The previous ordinance, approved on April 11, called for new regulations regarding the use of recreational metal detectors in the city's parks, including restricted areas and a requirement to turn over their finds to the city.
Hobbyist metal detectors expressed disagreement with the new O'Fallon law on O’Fallon Patch and to their council members.
Ward 2 Councilman Jim Pepper said he received emails from hobbyists across the country, leading him to take a second look and sponsor a revision bill.
“I didn’t realize how wide spread this hobby was until after the meeting,” Pepper said Thursday.
Among the revisions, Pepper suggested having the parks department create a permitting process for metal detecting, defining non-artifact items and allowing for items to be returned to the finder if the Historic Preservation Commission deems them not historically significant.
“In my opinion, this was a bad bill from the start,” Pepper added. “How arrogant and self-absorbed? I lose a ring or a locket in the grass, I can’t find it, I leave the area, and according to this wording, it belongs to the city.”
Pepper added he, along with other council members, were lead to believe the recommendations came from the O’Fallon Parks Board.
At Thursday’s meeting, Pepper read an email from O’Fallon Parks Board President Patrick Breyne, that said the board made some suggestions, none of which required items found to during metal detection to be returned to the city.
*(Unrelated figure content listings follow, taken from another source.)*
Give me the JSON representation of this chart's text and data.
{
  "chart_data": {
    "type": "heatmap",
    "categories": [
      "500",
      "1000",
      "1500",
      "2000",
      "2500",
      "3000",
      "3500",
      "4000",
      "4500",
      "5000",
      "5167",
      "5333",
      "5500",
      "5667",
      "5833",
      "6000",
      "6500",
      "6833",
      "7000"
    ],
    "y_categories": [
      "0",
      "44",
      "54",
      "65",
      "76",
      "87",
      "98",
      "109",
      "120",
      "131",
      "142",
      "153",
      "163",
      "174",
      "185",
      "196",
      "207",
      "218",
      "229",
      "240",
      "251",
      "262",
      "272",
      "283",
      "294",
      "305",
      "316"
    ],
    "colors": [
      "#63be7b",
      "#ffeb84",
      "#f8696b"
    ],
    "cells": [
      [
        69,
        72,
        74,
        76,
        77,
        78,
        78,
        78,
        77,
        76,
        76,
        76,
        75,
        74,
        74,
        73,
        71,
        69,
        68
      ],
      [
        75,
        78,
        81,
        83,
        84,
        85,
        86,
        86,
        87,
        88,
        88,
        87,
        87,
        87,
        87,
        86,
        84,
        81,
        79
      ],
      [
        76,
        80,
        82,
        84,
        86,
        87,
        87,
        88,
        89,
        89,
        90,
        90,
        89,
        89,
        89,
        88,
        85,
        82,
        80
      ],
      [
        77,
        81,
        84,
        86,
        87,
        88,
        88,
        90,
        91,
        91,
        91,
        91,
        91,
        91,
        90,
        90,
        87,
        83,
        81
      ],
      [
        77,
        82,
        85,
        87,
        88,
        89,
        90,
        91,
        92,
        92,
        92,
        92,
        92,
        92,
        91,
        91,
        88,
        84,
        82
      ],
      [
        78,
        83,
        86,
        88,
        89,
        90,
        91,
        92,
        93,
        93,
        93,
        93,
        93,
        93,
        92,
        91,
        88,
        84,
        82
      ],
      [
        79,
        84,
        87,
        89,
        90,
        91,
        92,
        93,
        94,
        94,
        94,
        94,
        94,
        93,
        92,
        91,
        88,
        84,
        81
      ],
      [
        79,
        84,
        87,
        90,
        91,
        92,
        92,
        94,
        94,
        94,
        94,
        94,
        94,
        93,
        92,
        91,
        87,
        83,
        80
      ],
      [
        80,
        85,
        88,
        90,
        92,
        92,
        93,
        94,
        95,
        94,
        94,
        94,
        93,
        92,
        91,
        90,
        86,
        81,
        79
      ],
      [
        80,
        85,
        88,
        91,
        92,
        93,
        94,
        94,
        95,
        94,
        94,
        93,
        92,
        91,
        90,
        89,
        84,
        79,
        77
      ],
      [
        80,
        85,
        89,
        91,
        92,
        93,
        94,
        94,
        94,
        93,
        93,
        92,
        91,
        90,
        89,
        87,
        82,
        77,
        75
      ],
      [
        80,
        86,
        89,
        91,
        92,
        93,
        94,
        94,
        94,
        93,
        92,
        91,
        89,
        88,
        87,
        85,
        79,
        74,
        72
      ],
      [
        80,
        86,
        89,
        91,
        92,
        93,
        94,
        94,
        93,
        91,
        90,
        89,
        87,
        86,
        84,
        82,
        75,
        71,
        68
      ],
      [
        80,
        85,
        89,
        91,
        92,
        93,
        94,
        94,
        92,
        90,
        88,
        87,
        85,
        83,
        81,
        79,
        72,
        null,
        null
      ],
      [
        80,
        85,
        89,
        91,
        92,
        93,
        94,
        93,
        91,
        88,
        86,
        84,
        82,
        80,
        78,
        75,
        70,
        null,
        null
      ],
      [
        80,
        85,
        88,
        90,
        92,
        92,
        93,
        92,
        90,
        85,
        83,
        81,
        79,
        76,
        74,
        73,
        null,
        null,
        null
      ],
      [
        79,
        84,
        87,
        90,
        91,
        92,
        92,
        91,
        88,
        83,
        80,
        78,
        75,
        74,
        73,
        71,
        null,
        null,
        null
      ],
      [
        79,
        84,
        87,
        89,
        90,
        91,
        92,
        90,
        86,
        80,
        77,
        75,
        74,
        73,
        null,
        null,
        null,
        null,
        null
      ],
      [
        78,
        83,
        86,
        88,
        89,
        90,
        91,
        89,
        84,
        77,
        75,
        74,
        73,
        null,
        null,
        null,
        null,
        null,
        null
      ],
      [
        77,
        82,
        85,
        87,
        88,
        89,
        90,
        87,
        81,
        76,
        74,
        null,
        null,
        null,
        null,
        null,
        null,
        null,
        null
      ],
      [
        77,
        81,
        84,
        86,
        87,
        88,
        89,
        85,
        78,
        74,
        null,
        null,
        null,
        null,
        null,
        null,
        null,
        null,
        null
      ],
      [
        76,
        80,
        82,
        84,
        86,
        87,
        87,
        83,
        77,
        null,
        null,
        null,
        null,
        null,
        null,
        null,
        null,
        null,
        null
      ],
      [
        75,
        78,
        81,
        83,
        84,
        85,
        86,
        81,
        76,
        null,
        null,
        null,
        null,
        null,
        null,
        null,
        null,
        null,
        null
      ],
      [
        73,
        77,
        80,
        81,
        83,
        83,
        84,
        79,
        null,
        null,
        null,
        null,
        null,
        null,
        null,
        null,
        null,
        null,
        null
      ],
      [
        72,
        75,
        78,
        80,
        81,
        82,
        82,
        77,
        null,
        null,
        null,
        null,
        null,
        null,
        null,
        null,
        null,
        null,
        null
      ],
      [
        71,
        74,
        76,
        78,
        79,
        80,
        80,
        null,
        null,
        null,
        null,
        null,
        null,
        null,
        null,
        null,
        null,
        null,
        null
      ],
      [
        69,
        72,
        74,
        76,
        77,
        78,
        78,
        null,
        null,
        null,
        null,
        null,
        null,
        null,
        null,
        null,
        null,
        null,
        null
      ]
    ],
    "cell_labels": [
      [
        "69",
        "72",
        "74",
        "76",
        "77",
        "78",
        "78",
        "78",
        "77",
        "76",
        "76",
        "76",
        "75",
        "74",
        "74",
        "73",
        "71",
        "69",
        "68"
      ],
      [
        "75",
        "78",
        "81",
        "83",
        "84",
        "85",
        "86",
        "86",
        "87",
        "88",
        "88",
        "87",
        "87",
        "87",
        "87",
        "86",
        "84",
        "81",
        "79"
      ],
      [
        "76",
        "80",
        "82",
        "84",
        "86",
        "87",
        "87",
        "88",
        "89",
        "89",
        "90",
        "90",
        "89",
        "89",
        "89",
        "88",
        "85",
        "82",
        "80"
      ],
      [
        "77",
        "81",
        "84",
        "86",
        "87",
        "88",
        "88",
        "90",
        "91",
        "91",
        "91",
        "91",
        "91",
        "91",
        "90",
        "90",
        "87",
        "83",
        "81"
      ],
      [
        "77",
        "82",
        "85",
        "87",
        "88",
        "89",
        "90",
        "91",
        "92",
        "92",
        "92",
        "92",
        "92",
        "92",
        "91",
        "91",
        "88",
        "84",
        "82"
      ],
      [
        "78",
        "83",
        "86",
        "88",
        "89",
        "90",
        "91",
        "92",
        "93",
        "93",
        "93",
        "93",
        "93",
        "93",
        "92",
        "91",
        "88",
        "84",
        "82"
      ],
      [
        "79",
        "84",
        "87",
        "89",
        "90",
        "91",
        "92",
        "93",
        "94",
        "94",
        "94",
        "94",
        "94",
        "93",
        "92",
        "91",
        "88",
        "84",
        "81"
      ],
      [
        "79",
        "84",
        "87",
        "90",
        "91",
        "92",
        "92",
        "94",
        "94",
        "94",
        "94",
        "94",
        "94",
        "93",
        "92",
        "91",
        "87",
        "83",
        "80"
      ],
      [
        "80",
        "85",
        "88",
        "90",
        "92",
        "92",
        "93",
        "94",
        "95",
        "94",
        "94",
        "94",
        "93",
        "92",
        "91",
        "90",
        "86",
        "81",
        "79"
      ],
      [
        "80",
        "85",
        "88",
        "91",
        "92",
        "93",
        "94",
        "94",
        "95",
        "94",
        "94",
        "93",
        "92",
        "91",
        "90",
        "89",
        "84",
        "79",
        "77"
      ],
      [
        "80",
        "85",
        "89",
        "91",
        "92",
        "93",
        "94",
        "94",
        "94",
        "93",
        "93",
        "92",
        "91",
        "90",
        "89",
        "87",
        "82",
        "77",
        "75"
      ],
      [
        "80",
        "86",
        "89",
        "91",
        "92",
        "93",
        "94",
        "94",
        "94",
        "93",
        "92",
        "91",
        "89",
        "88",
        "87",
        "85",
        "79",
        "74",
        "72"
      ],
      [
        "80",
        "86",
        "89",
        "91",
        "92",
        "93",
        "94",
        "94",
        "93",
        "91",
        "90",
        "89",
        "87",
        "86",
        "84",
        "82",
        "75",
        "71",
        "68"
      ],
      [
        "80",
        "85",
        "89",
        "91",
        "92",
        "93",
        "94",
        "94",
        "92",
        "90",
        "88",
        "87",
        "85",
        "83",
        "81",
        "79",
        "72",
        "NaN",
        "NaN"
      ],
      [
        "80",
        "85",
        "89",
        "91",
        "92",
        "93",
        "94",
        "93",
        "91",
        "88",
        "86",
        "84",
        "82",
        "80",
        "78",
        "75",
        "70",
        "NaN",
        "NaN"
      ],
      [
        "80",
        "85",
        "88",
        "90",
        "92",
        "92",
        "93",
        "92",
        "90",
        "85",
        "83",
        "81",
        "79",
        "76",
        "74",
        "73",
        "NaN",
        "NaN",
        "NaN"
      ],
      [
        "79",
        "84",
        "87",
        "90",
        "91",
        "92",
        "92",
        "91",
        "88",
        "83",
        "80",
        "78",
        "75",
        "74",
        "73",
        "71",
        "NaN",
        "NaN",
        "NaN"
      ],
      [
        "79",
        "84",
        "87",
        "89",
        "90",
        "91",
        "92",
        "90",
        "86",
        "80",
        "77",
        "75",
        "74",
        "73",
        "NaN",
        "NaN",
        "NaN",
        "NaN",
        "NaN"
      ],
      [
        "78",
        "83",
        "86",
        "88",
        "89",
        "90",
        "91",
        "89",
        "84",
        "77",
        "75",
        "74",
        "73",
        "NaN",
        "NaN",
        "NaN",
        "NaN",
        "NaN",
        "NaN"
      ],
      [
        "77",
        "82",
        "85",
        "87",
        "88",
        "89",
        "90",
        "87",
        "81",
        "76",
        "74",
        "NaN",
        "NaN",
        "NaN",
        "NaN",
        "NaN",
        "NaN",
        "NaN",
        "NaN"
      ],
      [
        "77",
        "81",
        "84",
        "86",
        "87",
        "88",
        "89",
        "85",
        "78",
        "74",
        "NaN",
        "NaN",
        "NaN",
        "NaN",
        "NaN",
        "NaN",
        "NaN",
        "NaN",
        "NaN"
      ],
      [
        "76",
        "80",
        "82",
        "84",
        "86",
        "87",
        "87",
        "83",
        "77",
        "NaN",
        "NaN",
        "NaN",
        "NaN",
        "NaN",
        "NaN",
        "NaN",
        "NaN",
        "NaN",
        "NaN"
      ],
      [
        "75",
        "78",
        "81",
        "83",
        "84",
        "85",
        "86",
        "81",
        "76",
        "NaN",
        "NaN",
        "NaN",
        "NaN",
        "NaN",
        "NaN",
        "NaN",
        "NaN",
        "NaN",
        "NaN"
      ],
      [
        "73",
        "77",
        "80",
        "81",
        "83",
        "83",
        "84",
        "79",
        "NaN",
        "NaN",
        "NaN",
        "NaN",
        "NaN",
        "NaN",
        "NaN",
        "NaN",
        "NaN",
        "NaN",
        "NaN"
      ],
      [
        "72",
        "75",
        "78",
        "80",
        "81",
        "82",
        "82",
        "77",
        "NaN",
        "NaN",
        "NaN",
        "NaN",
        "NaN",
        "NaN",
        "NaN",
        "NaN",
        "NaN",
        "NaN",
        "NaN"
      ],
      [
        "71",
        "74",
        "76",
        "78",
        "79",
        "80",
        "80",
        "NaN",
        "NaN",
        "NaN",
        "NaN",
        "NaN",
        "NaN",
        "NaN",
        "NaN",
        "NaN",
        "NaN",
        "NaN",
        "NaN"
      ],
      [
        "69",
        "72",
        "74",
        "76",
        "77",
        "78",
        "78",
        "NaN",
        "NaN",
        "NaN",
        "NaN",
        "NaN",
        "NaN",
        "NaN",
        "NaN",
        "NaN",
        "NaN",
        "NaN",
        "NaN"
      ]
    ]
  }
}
City Attorney Kevin O’Keefe said he advised Parks Board Director Cindy Springer, that any items found become the property of the city. He said this concept is common law and that property abandoned on real property becomes the property of that owner.
“If we rely on people picking it up and we don’t even know about it, we can’t get it returned,” O Keefe said, adding that if the city asserts its rights as the property owner, they can move forward with returning items to rightful owners.
On Thursday, the O’Fallon City Council voted 9-1 to reconsider the ordinance. Gardner opposed reconsidering the bill.
Ward 3 Councilman John Haman then made a motion to table the bill and place it on the agenda for the next workshop for more discussion. Council voted 9-1 to table to the bill. Pepper opposed the tabling of the bill.
After the vote, Ward 4 Councilman Bob Howell said he would like to discuss making a policy issue rather than an ordinance.
The next O'Fallon City Council workshop is Thursday, May 9 at 5:30 p.m. at City Hall.